Rédigé par : D.B. | 09 mai 2009 à 17h05
En Allemagne, c'est la Gauche qui va profité de ce scrutin contre la Grande Coalition des Chretiens et des Sociaux Democrates.
Rédigé par : unionsbuerger | 09 mai 2009 à 18h09
" Une fois encore, le scrutin européen est en passe d'être indûment nationalisé. "
Mais cela a toujours été le cas, on dit cela a chaque fois, et c'est normal que les enjeux soit nationaux.
Pour qu'il en soit autrement il faudrait que les partis qui se présente soit européen.
Par exemple le "Parti social démocrate Européen" avec un programme Européen et non pas national.

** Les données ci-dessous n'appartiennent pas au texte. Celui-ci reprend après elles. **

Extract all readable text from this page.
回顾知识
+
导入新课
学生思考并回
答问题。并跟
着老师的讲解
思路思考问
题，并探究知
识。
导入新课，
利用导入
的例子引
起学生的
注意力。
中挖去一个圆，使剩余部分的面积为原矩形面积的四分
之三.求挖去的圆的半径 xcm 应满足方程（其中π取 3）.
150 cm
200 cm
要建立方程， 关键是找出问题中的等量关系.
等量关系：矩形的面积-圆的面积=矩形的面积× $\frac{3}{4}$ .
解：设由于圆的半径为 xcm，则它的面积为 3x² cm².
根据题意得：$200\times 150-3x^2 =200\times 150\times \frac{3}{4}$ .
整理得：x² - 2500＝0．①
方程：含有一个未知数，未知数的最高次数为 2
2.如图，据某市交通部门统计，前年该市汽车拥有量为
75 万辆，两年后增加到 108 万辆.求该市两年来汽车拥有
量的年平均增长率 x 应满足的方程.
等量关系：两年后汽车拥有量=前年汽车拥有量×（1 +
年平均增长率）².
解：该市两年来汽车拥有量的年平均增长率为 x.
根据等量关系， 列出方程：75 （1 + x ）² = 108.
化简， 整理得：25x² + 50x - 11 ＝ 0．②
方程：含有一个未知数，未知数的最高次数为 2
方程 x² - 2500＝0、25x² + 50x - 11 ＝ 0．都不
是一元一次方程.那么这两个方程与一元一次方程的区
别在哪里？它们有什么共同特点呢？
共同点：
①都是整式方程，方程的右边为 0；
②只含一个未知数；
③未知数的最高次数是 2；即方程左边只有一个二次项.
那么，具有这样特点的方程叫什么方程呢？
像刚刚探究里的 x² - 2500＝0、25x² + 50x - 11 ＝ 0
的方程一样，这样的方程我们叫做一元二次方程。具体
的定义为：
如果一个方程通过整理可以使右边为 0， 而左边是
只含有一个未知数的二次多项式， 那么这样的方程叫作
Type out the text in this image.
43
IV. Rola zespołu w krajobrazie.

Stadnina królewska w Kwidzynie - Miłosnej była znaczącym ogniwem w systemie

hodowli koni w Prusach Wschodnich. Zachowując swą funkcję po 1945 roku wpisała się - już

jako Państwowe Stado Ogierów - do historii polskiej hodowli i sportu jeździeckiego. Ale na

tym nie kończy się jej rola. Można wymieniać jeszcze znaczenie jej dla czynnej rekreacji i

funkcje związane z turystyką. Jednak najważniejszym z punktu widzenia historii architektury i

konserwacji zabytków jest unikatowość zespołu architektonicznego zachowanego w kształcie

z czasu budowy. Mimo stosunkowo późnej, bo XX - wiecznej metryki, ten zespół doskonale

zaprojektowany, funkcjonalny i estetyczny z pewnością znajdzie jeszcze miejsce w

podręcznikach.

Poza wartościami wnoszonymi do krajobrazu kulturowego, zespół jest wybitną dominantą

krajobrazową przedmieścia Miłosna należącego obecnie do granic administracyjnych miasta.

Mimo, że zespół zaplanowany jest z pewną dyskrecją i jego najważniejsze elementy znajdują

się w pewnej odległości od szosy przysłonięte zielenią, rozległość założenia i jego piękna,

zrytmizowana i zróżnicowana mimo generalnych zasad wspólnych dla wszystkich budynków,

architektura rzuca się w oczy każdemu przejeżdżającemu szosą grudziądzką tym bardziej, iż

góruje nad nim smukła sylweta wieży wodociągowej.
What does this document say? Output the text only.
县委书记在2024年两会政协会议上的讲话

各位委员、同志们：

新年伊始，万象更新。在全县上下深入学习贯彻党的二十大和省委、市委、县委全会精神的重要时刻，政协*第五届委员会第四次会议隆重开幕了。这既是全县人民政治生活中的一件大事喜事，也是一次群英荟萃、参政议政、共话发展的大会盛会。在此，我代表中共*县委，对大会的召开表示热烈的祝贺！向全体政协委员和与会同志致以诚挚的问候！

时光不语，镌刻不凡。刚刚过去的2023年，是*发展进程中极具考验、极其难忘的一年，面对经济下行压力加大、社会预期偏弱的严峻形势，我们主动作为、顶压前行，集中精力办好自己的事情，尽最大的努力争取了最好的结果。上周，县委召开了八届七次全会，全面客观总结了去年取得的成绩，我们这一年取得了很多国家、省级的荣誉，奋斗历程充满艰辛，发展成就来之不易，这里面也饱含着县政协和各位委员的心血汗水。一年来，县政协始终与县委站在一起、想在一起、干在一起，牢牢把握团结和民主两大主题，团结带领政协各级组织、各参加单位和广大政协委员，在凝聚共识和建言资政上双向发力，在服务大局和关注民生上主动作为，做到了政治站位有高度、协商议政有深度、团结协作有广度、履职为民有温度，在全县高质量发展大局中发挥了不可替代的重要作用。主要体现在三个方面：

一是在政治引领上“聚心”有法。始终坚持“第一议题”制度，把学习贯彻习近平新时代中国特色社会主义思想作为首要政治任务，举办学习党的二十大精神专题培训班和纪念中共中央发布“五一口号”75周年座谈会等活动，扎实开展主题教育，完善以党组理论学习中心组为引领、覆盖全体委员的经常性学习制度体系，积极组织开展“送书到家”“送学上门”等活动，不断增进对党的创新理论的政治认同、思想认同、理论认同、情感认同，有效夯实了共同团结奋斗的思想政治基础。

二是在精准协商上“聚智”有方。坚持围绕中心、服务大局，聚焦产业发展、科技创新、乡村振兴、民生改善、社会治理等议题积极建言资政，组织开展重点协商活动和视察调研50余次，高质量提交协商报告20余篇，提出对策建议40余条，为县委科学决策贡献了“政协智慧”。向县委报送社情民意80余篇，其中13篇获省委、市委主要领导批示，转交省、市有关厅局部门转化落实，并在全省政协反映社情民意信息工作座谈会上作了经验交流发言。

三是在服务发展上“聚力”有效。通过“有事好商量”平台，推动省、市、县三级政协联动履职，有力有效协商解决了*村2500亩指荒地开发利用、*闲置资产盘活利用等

Rédigé par : JLS | 10 mai 2009 à 16h11
@JLS
Tout à fait d'accord!
Rédigé par : claude | 11 mai 2009 à 07h40
Désolée pour Martine, j'espère qu'elle n'aura pas à pleurer encore des résultats de ces élections, mais je n'ai pas l'impression que la meilleure sanction pour ce gouvernement soit de voter PS.
C'est sans doute la sanction que préfère l'UMP qui finalement apprécie cet adversaire avec lequel il n'est pas impossible de s'allier.
Mieux vaut voter PS par conviction, sinon, pour une sanction, ce n'est pas PS qu'il faudrait voter.